原油タンクは高さ21m〜27m、直径58m〜100m※ほどある。これらの円柱のタンクを再利用して様々な施設にリノベーションし、独創的な海辺の風景を創れないだろうか。

集合住宅、高齢者福祉施設、ホテル、学校、公園、商業施設、水族館や美術館など教育文化施設等すでに存在する用途に改修するだけでも、産業遺産を利用した新しい郊外の風景が想像できる。人口減少の時代において、これらの施設を従来通りの必要容積で考えるのではなく、緑豊かで海に面した大らかな都市として蘇らせるないだろうか。道路などのインフラはそのまま利用できるし、減価償却を終えたと考えればどうだろう。効率が優先された交通インフラは、自動運転などとの相性も良いはずである。

製油所は製油するだけの施設だけではなく、石油を材料にしたプラスチック製品の製造や製品開発の研究所など、様々な施設が隣接している。

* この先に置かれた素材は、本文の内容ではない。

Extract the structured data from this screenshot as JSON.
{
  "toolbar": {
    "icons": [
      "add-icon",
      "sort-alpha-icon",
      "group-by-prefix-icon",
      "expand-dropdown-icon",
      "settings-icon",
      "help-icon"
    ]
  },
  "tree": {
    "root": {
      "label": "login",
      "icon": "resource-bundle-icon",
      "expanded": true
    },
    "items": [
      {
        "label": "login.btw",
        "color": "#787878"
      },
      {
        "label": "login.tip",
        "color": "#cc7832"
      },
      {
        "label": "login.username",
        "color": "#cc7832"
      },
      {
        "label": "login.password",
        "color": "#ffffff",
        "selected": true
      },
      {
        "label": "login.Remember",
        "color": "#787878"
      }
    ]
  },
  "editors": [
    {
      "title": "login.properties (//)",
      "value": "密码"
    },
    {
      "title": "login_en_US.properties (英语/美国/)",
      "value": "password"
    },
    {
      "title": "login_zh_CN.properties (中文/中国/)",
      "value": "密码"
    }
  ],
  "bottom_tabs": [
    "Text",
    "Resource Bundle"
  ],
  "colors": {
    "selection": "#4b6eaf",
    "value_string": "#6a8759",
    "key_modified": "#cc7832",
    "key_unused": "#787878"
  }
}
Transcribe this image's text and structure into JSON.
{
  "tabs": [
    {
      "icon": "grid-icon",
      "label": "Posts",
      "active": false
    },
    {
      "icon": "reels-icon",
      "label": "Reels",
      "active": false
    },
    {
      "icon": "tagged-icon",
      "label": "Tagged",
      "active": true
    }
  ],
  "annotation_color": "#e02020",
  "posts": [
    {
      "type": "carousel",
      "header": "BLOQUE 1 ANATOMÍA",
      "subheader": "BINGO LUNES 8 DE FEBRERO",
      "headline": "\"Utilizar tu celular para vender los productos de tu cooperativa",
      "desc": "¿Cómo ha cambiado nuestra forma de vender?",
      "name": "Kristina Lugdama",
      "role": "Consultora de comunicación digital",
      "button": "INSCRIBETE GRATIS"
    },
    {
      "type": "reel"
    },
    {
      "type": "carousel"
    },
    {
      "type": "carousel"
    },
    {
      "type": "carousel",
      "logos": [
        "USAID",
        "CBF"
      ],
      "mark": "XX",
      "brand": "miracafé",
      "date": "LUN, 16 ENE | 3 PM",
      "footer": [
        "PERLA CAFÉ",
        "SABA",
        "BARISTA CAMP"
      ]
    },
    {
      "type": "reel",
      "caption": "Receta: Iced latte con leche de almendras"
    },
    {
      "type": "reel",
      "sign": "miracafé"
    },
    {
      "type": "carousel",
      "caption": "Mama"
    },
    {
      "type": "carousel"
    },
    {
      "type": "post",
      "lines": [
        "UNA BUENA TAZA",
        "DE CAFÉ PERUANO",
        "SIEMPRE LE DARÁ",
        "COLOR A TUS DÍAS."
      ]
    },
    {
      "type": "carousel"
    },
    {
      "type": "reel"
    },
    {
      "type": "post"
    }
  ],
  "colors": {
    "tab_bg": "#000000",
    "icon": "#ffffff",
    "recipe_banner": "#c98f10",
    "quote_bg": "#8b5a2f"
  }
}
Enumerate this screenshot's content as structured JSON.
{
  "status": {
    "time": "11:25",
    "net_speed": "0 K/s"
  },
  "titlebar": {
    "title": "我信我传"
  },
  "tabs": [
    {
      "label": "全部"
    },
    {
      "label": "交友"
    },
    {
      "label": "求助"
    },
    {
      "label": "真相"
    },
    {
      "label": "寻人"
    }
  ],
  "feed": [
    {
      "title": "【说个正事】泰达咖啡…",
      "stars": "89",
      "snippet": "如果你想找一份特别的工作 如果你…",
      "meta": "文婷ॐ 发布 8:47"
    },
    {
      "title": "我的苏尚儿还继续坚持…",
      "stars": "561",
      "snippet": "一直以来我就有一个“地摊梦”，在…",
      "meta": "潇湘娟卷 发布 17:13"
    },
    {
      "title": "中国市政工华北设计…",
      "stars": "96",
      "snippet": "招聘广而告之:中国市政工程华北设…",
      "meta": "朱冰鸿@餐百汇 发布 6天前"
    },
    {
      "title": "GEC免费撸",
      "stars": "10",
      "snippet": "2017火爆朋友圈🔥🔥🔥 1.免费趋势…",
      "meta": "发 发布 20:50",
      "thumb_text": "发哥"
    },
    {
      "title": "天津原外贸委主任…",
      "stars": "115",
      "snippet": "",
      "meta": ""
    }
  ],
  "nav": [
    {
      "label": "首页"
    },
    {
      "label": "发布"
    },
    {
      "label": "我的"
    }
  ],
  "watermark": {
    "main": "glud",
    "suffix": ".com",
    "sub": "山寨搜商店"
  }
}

それらは石油燃料に依存した製品から脱却するためのプロセスに利用できる。

原油タンクを利用したコワーキング・ステーションなどを設け、知識産業に従事する研究者や技術者との交流を促し、イノベーションを生み出すイノベーション・シティにできるかもしれない。

点滅する照明、それに照らされる金属の設備と構造物、それらに重なる蒸気、サイバーパンクを思わせる重工業地帯の風景はツアーが開催されるほどに人気がある。将来「かつて生きていた風景」も遺産として活用し、独特の景観を気軽に楽しめる、新しい日常風景を創れるかもしれない。

大学卒業設計の提案のような構想だが、すでに起こった未来であり、現実的な課題である。既存の施設を解体し、これまでのような近隣住区を再開発するのではなく、誰も見たことのない街と風景を創れたらおもしろい。